My first home in Australia was at Brobenah Road where my father had a block of land with a little house on it. We only had the bare necessities there, just a bed in the bedroom with an old wardrobe, no fridge. We were not very happy. I wanted to go back and so did my sister. I would ask my father if we could go back but there was no money to go back.
I was happy when I was with all my cousins and I would get lonely without them but they could not spend every day with me. I started to go to the local catholic school, St Joseph’s Primary. The kids did not look at us in a nice way, they would call us ‘dago’ but I didn’t understand what they were saying, they could have called us whatever they wanted. It was only after I had learnt a bit of English that I knew what they were saying. I spent maybe one month at school. I had the nuns teaching me and they were very nice and wanted to help. There was only one or two who were a bit nasty.
I had to leave school because my mother got really sick and because I was the eldest, I had to stay home and look after her and the house. My sister still went to school. She was only ten years old then.
My father would grow fruit and vegetables that he could sell [to] the local Letona Cannery, things like beans and tomatoes in the summer and peas in October. When the crop was ready for picking, I would have to help.

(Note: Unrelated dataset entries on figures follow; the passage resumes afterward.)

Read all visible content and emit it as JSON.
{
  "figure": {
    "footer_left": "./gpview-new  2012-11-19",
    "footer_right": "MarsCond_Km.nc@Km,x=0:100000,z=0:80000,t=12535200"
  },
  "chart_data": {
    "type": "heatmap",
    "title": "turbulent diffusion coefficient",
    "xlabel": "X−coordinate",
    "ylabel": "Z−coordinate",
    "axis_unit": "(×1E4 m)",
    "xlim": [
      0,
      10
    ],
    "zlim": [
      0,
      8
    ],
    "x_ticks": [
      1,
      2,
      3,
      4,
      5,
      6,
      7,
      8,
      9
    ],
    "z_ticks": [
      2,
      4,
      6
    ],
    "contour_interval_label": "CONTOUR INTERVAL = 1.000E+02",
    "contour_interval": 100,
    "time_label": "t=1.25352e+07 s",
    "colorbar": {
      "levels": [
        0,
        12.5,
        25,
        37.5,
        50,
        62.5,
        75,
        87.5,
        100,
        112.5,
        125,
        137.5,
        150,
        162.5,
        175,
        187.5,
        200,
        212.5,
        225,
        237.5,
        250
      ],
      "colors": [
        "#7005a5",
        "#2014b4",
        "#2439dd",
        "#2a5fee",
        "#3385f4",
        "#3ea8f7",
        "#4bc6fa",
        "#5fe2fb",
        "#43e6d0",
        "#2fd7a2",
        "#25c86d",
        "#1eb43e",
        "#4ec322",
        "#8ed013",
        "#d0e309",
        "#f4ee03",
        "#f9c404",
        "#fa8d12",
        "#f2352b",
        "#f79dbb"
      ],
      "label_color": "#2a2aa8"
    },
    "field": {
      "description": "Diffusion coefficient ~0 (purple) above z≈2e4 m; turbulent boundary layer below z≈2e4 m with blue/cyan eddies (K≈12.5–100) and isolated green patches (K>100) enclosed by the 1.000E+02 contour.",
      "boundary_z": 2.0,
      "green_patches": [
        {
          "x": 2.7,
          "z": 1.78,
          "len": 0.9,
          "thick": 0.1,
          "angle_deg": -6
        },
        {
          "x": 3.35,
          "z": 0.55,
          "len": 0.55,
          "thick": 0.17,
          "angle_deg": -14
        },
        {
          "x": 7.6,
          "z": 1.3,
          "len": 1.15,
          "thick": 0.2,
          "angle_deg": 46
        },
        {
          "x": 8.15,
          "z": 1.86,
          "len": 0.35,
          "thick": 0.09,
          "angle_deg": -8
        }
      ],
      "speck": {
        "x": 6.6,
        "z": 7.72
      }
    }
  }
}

I learnt English by listening to the radio and talking to my cousins and people that we met. I tried very hard to learn. My father could speak English but he always spoke to us in Italian.
I did not go out to work, I was expected to look after the house and help my parents. I was expecting Australia to be something nice and be full of beautiful rich things, but it was not like that at all. I had to work very hard as a young person.
I was not allowed to go out alone but we did go out as a family to the movies. We would go to the Roxy Theatre every Wednesday and Saturday nights. At first I didn’t understand [English] but I learnt over time. We would meet up with other Italian families. I didn’t have a lot of ‘Australian’ friends as I did not go out to meet any.
On the farm we had lots of fresh ingredients so there was always something to eat. My mother taught me how to cook, she was a great cook. When she was sick I had to learn how to do the meals. She would tell me what to do from her bed. I had to get water from the channel with buckets, boil the copper to wash the clothes outside. We had a wood stove and didn’t have a kettle, so every morning I had to start the fire and put on the saucepan to boil the water for a tea or coffee. I had to light the fires to warm the house.
My sister and I didn’t have any coats and we were always cold. We only had light summer clothes which we had to use all year round. I was sick a lot. It took a couple of winters to get some warm clothes. My mother knew how to knit and could slowly make us warmer clothes, a cardigan or jumper.
We adjusted to the way of life in Australia as we got older.
I married in 1958 to Armando Pasquetti. He was from Umbria, Provencia Paruga, Italy. We met in Leeton and have three children: Anna, Silvio and Fred. A few years later we moved to Ganmain, a little town about 45 minutes away and we bought a fruit shop there. The two eldest children went to school and I worked in the shop. I think I learnt a lot of my English in Ganmain because there were no Italians, so I had to learn. The people in Ganmain were lovely and knew I could not speak English much and instead of laughing at me, they would teach me how to say things. I had a nice neighbour who would look after my little baby, Fred. She would say, “Carmel, leave Fred with me. You can’t manage the shop and look after him as well!” She was lovely. The children only spoke Italian before they went to school and when they went to school with their ‘Australian’ friends all day, I would try to get them to speak Italian at home but they found it difficult, so they would speak English back to me. Fred now complains that I didn’t teach him how to speak in Italian.
When the children finished high school we came back to Leeton to be surrounded by our family and have lived here ever since.